The holidays can also be overwhelming with so much to do, and so many expectations. Special times can also be a reminder of people who were once at the dinner table but are no longer with us. Remembering loved ones when we celebrate can bring with it a greater awareness of their absence.
No matter your situation or the loved one you’ve lost, everyone can benefit from finding ways to cope with anxiety and stress. One of the more simple ways to do this is to note those people and things we are grateful for in our lives. This doesn’t need to be big deal or even shared with anyone. Just taking a quiet moment for yourself to reflect on those things for which you are thankful can be a compassionate and healing approach to moving through grief.

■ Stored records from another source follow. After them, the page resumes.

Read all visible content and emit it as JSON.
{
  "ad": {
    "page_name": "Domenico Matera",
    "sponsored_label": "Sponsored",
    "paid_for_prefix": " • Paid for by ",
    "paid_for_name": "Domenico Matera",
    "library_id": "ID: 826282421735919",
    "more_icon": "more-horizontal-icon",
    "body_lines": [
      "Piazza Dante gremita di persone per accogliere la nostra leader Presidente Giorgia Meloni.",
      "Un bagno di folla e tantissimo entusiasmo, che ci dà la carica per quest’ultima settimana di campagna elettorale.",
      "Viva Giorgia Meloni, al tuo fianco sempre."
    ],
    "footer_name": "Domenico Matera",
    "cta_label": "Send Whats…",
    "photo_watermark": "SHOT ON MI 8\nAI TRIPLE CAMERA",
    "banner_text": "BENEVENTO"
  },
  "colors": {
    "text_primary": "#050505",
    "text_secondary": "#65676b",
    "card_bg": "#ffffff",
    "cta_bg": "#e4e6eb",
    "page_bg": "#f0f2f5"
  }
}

Sometimes it is all too easy to feel stressed and to focus on what isn’t perfect or who is missing. A deep breath and a positive thought can shift our perspective. Looking for small things to be grateful for can help us to slow down a little bit. Along with, maybe even instead of, rushing to take care of the big things on your to-do list, it may encourage you to appreciate, remember and savor the moments in your life that have mattered—and the people who played important roles. Looking for the positive can help reframe the holidays and honor your memories.
Finding gratitude can be as easy as it needs to be to work for you. It might be useful to write out those things you have discovered to be thankful for, a small way of bringing a little light into the world. The process of noting a thought on paper can give your ideas, and yourself, time to breathe. At other times just a whisper to yourself in a quiet place, maybe even just noting having a minute or two to yourself, can help turn a corner within. If you have lost a loved one, you might take the time to recall a shared positive experience, allowing memory to the ease the longing.

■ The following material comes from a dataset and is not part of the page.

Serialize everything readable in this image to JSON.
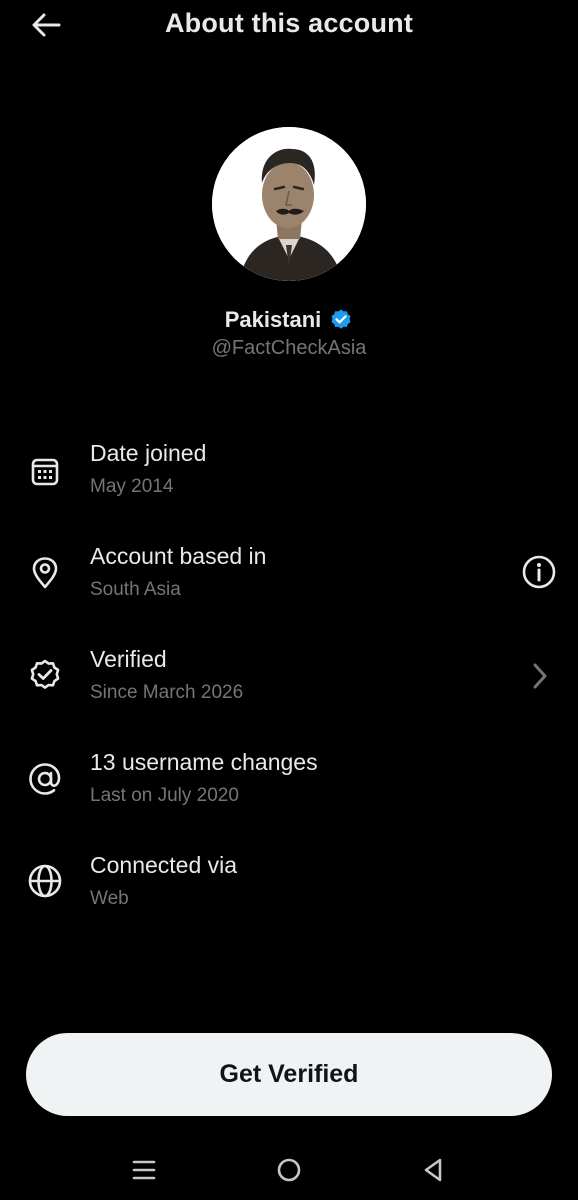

You may find it helpful if someone just sat beside you and listened with a caring heart without expecting you to be any different. The pulse of life in their company may be an encouragement.
Along with holiday decorations, you might display something that was meaningful to your loved one—perhaps a piece of jewelry or art, or a special photograph. If there was a treasured recipe, consider preparing it as a way of honoring the relationship, noting that while the person themselves is no longer present, the relationship can continue and evolve. Playing music that was a shared pleasure can be a way of experiencing connection with your loved one, to include grief and joy and all the feelings in between.
Don’t forget the benevolent impact exercise can have. Consider dancing to the music you’re playing or going for a walk to get your blood flowing. Our feelings are a physical experience, not so much of our minds. Getting our bodies moving can help us move through our feelings as our feelings move through us. Those of us limited in our physical activity can nevertheless get a boost from a mild stretching routine.
Lastly, take a little time to recognize what you can and can’t control. Focus on those things that bring some satisfaction and comfort. Be kind to yourself as a way of generating kindness for others. Conversely, small acts of kindness can be a way of generating kindness within. Swap out the holiday blues for renewed strength and hope, one moment of gratitude at a time.
Alex Weiss serves as a Grief Counselor at Partners In Care, Central Oregon’s oldest and largest provider of hospice and palliative care.